In case you didn’t know, the main reason that David and I moved to Dubai in the first place was an increasing level of disenchantment with the management style of Airservices Australia.  When we first got to Dubai, our employer was the sharing and caring antidote to that and we were happy.  Unfortunately, over the years our current employers’ management style has rapidly deteriorated to the same level as we were experiencing back home.  I’m talking about deceit, derision and downright hostility towards their air traffic controllers.  Morale here is not good.  People are resigning in droves and returning to their home countries leaving behind radar units and towers that are painfully short staffed.  The company is unable to recruit air traffic controllers from elsewhere because they aren’t offering an attractive enough package.  And we’re not just disenchanted, but also disillusioned and disengaged.  So it ain’t a happy place.

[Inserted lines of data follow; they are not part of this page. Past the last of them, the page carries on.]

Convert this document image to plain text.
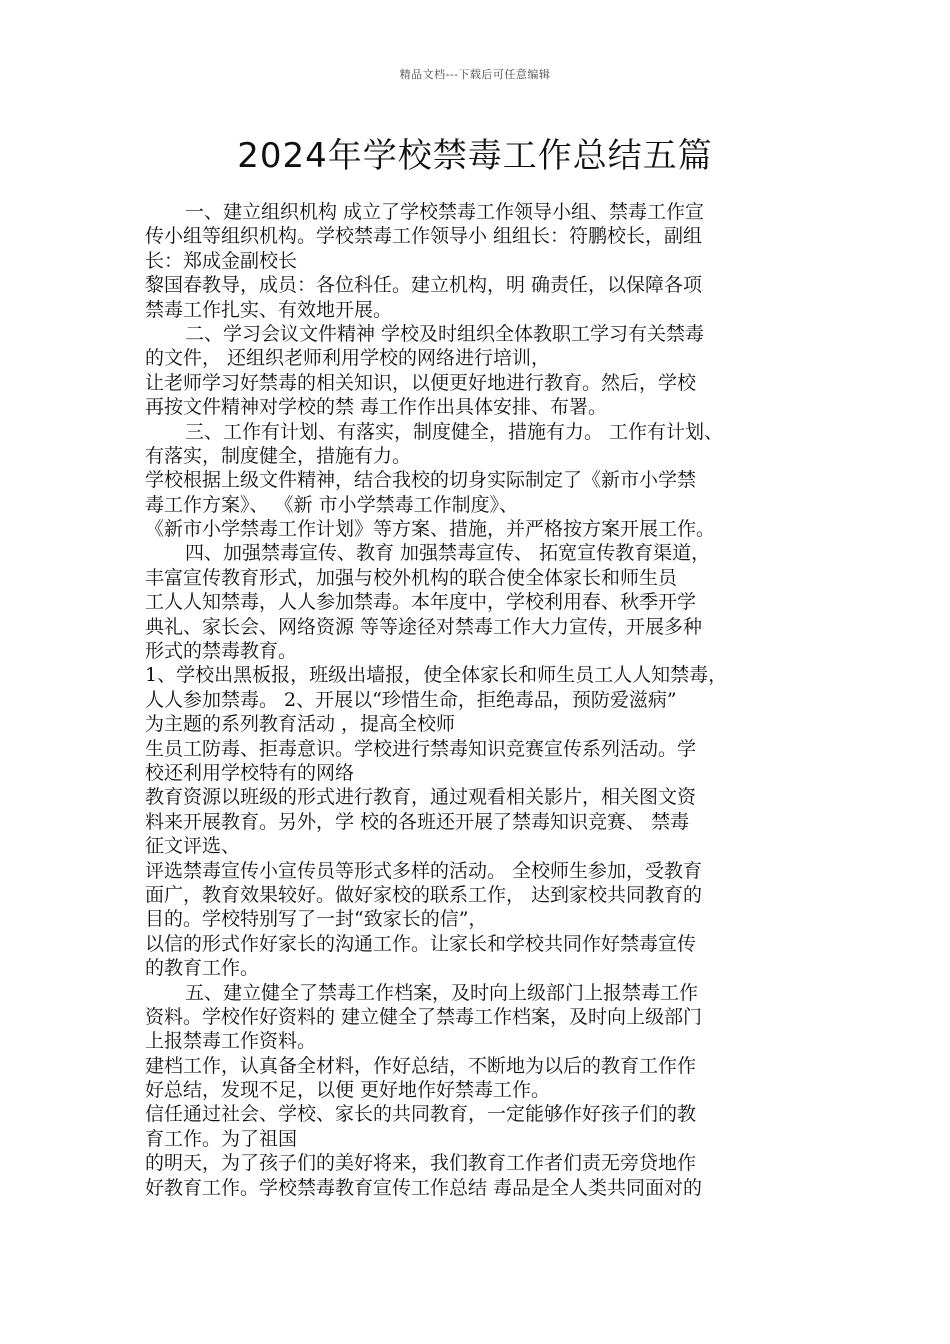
精品文档---下载后可任意编辑
2024年学校禁毒工作总结五篇
一、建立组织机构 成立了学校禁毒工作领导小组、禁毒工作宣
传小组等组织机构。学校禁毒工作领导小 组组长：符鹏校长，副组
长：郑成金副校长
黎国春教导，成员：各位科任。建立机构，明 确责任，以保障各项
禁毒工作扎实、有效地开展。
二、学习会议文件精神 学校及时组织全体教职工学习有关禁毒
的文件， 还组织老师利用学校的网络进行培训，
让老师学习好禁毒的相关知识，以便更好地进行教育。然后，学校
再按文件精神对学校的禁 毒工作作出具体安排、布署。
三、工作有计划、有落实，制度健全，措施有力。 工作有计划、
有落实，制度健全，措施有力。
学校根据上级文件精神，结合我校的切身实际制定了《新市小学禁
毒工作方案》、 《新 市小学禁毒工作制度》、
《新市小学禁毒工作计划》等方案、措施，并严格按方案开展工作。
四、加强禁毒宣传、教育 加强禁毒宣传、 拓宽宣传教育渠道，
丰富宣传教育形式，加强与校外机构的联合使全体家长和师生员
工人人知禁毒，人人参加禁毒。本年度中，学校利用春、秋季开学
典礼、家长会、网络资源 等等途径对禁毒工作大力宣传，开展多种
形式的禁毒教育。
1、学校出黑板报，班级出墙报，使全体家长和师生员工人人知禁毒，
人人参加禁毒。 2、开展以“珍惜生命，拒绝毒品，预防爱滋病”
为主题的系列教育活动 ，提高全校师
生员工防毒、拒毒意识。学校进行禁毒知识竞赛宣传系列活动。学
校还利用学校特有的网络
教育资源以班级的形式进行教育，通过观看相关影片，相关图文资
料来开展教育。另外，学 校的各班还开展了禁毒知识竞赛、 禁毒
征文评选、
评选禁毒宣传小宣传员等形式多样的活动。 全校师生参加，受教育
面广，教育效果较好。做好家校的联系工作， 达到家校共同教育的
目的。学校特别写了一封“致家长的信”，
以信的形式作好家长的沟通工作。让家长和学校共同作好禁毒宣传
的教育工作。
五、建立健全了禁毒工作档案，及时向上级部门上报禁毒工作
资料。学校作好资料的 建立健全了禁毒工作档案，及时向上级部门
上报禁毒工作资料。
建档工作，认真备全材料，作好总结，不断地为以后的教育工作作
好总结，发现不足，以便 更好地作好禁毒工作。
信任通过社会、学校、家长的共同教育，一定能够作好孩子们的教
育工作。为了祖国
的明天，为了孩子们的美好将来，我们教育工作者们责无旁贷地作
好教育工作。学校禁毒教育宣传工作总结 毒品是全人类共同面对的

So why do we stay?  Let me make you a list of things I miss from Australia.

* my family

* my friends

* coffee (oh my god, the coffee)

* no smoking in restaurants, bars and cafes

* the weather

* the amazing restaurant scene

* the sound of birds

* the lack of in-your-face racism

* the culture

* our house

* our neighbourhood

* road rules

* clean air

* trees, plants, flowers, the colour green

* jobs done by those who want to do them, rather than jobs determined by nationality

* quality healthcare

* good service

* not being called sir EVER AGAIN

* being able to wear whatever I like

* being able to kiss my husband in public

* being able to swear in public (I’ve started doing this here and think I’d best stop)

* not being afraid to be drunk in public for fear of being arrested

* not being afraid of being thrown in jail for no good reason

* being able to flip people the bird if I feel like it (it’s the principle)

* great fashion

* reliable mail

* no freaking construction

* no sand EVERYWHERE

* Madame Brussels

* cleaning ladies not being terrified that I’m going to beat them

* pornography (again, not something I necessarily want, but give me the choice god damn it)

* freedom of speech

* reading magazines where they call it wine and beer, not grape and hops

* bacon, oh crispy bacon

* being able to log onto Skype, Spotify etc. without having to hide my location using a VPN

* the countryside

* being able to ski within three hours of the city

* OPSM (seriously, I’ve never had a pair of prescription glasses made properly here)

* no in-your-face wasta

* people that turn their headlights on at night (der)

* wineries

* skilled tradespeople

* OH&S

* minimum wage

* human rights (OK, Australia’s record of that isn’t so great either, but at least you aren’t subjected to it on a daily basis)

* recycling

* addresses (there’s no street name/number system here – you navigate using landmarks)

* great live music scene

* people washing their own damn cars

* not needing the aircon on 24/7

* good hairdressers*

 

I really could go on, but I think you get the idea.  Now I’ll list what I would miss about Dubai if we were to move back home.

* the travel.
 

 

 

 

 

 

Well, maybe the cheap and plentiful taxis too.  And that’s about it.  But that one thing, right now, is worth sacrificing all those other things that I miss about home.  I’m not done travelling yet.  I don’t know if I ever will be.  I’ve got a severe case of wanderlust, and I’ve got it bad.  And living here allows me to regularly, and frequently, scratch that itch in a way that I wouldn’t be able to do from Australia.  So I forfeit my family and my friends and great coffee in exchange for being able to see the world.  I can’t even say if it’s a fair exchange.  I just know that I’m not ready to give it up yet.  And (thank goodness) neither is David.  If one of us wanted to go home, we have agreed that we would go.  But for now we’re staying.

In other news, we are coming home in February for a  couple of weeks so that we can get our fix of all those things we miss about it.  Best of both worlds.

 

 

* If anyone can recommend a GREAT hairdresser in Melbourne, I’d be extremely grateful.